In over 193 games against the Cubs, Braun crushed the boys in blue with 40 home runs and a .311/.387/.558 slash line. He hit the entirety of the NL Central well, but the Cubs were his favorite punching bag of them all. He was certainly a talented hitter, earning Rookie of the Year honors in 2007 and an MVP award in 2011 alongside six All-Star nods.
Perhaps his most infamous moment of villainy on the field came on September 28, 2008, when he single-handedly swung the Brewers to their first postseason in 26 years against the Cubs. With his former teammate and manager Craig Counsell on base, Braun came up in the eighth against Cubs reliever Bob Howry.
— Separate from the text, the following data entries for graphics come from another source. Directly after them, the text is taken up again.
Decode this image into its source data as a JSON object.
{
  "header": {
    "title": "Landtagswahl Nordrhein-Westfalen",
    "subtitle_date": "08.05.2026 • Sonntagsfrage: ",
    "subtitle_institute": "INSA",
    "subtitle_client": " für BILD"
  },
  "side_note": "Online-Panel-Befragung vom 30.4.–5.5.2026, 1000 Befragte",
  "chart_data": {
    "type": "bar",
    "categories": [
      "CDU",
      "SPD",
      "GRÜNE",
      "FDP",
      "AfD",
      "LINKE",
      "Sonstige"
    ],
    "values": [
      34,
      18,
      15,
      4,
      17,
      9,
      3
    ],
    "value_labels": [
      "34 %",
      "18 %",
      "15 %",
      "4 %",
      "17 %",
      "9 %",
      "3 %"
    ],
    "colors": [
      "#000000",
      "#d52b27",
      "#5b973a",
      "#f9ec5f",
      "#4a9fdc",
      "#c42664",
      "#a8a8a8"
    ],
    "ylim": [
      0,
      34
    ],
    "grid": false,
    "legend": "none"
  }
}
The first pitch he saw wouldn’t see the field again, winning the game for the Brewers and propelling the North Side’s rivals into the playoffs.
Notable Chicago Cubs villain Ryan Braun leaves behind a complicated legacy
It’s not as simple as just being a good player on a rival team though. Braun’s legacy will forever be marred by his 2013 PED scandal. Braun had initially claimed that the test he received during his 2011 season was tampered with, insinuating that the handler, Dino Laurenzi Jr, was responsible, reportedly claiming that he was an anti-Semite and a Cubs fan. It’s truly despicable behavior aimed at ruining another person’s life and reputation for the sake of self-preservation. It gave fans a whole other, completely justifiable reason to boo.
For this reason, I feel torn on Braun. A part of me is sad to see him go because every good story needs a good villain and Braun was among the best at that. He gave fans a reason to root a little harder for the Cubs to pull out a W whenever they played Milwaukee and helped foster that rivalry as one of the greatest Brewers ever.
On the other hand, his actions were detestable and are still hard to get past to this day, even if he has since tried to pay his debts to society and become a force for good in the Milwaukee community.
Ultimately, it’s up to you to decide if he’s worth forgiving and respecting, but there’s no denying the memories (mostly nightmares) he left in Chicago. No matter how much time passes, we’ll always hold a little bit of hatred in our hearts for Braun as an all-time Cubs villain. To be honest, I don’t think he, nor Cubs fans, would have it any other way.